Farah Leigh Blackwell, Countess Northwalk, perched on Mena’s right, a study of feminine, angelic English gentility. Her ivory muslin and lace gown played with the few gold strands in her white-blond coiffure as she sipped tea from a delicate cup. One would never at all suppose that she was the wife of the most notorious Blackheart of Ben More, king of the London Underworld.

On Mena’s left, Millicent LeCour draped her scarlet-clad body across her chaise like a luscious libertine, twirling an ebony ringlet about her finger. She narrowed catlike midnight eyes in assessment and bit through a soft truffle, rolling it in her mouth with sensual enjoyment.

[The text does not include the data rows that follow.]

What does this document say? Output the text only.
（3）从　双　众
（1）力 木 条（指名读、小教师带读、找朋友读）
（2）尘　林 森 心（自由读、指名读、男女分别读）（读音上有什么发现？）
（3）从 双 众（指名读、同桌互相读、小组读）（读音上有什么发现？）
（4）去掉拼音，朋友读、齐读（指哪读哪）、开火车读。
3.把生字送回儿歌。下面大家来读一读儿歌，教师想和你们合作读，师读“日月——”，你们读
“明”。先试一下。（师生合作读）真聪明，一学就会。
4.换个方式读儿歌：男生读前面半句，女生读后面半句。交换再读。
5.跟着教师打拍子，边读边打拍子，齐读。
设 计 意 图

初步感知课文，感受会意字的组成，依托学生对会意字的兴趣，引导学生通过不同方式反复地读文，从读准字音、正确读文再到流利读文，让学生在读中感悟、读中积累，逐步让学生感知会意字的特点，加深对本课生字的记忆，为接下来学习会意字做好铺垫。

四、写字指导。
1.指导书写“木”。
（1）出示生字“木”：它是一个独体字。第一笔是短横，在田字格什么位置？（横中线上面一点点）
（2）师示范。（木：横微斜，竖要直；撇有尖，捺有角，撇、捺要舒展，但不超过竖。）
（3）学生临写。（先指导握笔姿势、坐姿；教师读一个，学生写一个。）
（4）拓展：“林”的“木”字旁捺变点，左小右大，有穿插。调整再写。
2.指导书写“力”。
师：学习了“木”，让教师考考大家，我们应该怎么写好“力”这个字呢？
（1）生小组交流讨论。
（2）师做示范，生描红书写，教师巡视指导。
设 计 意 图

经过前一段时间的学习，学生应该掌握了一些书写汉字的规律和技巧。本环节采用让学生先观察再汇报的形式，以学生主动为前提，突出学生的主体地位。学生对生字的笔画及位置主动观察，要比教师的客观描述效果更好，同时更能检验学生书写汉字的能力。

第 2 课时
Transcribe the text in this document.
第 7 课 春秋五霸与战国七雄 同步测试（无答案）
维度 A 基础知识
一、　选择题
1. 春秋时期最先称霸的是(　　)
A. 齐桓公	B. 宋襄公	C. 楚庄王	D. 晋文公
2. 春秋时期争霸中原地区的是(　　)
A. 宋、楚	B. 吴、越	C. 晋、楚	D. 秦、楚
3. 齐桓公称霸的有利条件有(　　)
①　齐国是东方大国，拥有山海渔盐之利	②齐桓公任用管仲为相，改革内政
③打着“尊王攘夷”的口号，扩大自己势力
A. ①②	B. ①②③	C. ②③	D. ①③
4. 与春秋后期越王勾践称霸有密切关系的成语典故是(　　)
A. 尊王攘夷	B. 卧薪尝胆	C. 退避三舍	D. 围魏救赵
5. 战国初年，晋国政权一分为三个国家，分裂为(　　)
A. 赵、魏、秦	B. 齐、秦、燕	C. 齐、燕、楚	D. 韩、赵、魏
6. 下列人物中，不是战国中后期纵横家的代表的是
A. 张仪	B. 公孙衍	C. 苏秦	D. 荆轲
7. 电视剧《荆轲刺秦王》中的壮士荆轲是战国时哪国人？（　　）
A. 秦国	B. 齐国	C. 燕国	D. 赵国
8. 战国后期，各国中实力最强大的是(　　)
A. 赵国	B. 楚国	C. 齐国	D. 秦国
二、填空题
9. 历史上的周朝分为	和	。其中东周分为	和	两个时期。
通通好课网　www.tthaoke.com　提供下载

“I know you’re self-conscious about the breadth of your shoulders, dear, but if you roll them forward like you’re doing now, you convey submission and doubt. You’ve a lovely, statuesque figure and must use it to your advantage. Throw your shoulders back and roll them down from your neck, like you have angel wings you need to stow.” Unfolding her legs, Millie stood to demonstrate her instruction, her posture the very image of confidence and authority. “And another thing, keep your chin parallel to the floor. Look anywhere you must if you can’t meet someone’s eye, but whatever you do, don’t drop your chin.”

Lessons in comportment from the most famous actress on the London stage; Mena could scarce believe it. She did her best to imitate Millie’s posture of regal grace and checked her progress in the mirrors surrounding the dais upon which she stood.